One must remember that it is a relatively new operation, so there should be appropriate clinical governance procedures in place. The reduced risk of recurrence may appear to make the use of adjuvant material in repair preferable in women with recurrent prolapse but needs to be investigated specifically in this subgroup of patients.

There were insufficient data to suggest any difference in re-operation rate for prolapse in the two groups. Patients suffering erosions may need to have second operation but some can be treated conservatively (for example with estrogen cream). With the erosion of 11.9% amongst adjuvant material, one has to take this into consideration when calculating the economic benefit of using adjuvant material. The publication bias could not be assessed meaningfully as there were only three studies included in the meta-analysis.

Patients should be counselled that long-term data on effectiveness and adverse events are still awaited. If clinicians are to perform adjuvant material procedures, then data should ideally be collected for audit purposes. In the UK, there is the British Society of Urogynaecology database (URL: www.rcog.org.uk/bsug) to enable the best chance of collection of robust observational data at a national level.

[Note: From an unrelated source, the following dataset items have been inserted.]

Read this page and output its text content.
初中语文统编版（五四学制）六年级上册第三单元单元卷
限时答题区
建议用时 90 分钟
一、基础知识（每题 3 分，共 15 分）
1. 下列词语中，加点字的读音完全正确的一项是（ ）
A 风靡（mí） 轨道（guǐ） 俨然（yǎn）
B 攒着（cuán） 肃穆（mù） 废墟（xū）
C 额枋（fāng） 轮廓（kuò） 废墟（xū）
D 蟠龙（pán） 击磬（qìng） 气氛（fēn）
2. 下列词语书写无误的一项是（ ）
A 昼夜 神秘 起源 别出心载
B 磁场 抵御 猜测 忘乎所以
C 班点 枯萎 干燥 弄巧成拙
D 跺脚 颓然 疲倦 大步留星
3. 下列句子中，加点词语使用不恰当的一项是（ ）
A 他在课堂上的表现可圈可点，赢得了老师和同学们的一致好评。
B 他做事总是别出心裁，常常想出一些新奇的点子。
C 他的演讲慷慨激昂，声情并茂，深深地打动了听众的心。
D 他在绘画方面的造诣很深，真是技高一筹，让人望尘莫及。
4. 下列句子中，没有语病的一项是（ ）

To help resolve the issue of medium- to long-term effectiveness and complications, clinicians may initiate good quality and adequately powered trials with long-term follow-up or participate in ongoing robustly designed multicentre trials. The main issues are sample size and trial methodology. An individual patient data meta-analysis may address the uncertainty by combining raw data from various studies included in this review as well as the data from ongoing studies.

This review shows the need for more methodologically sound and sufficiently powered RCTs with a longer follow-up before meshes can be introduced widely into clinical practice. The need also for more standardised outcomes to be measured cannot be over-emphasised.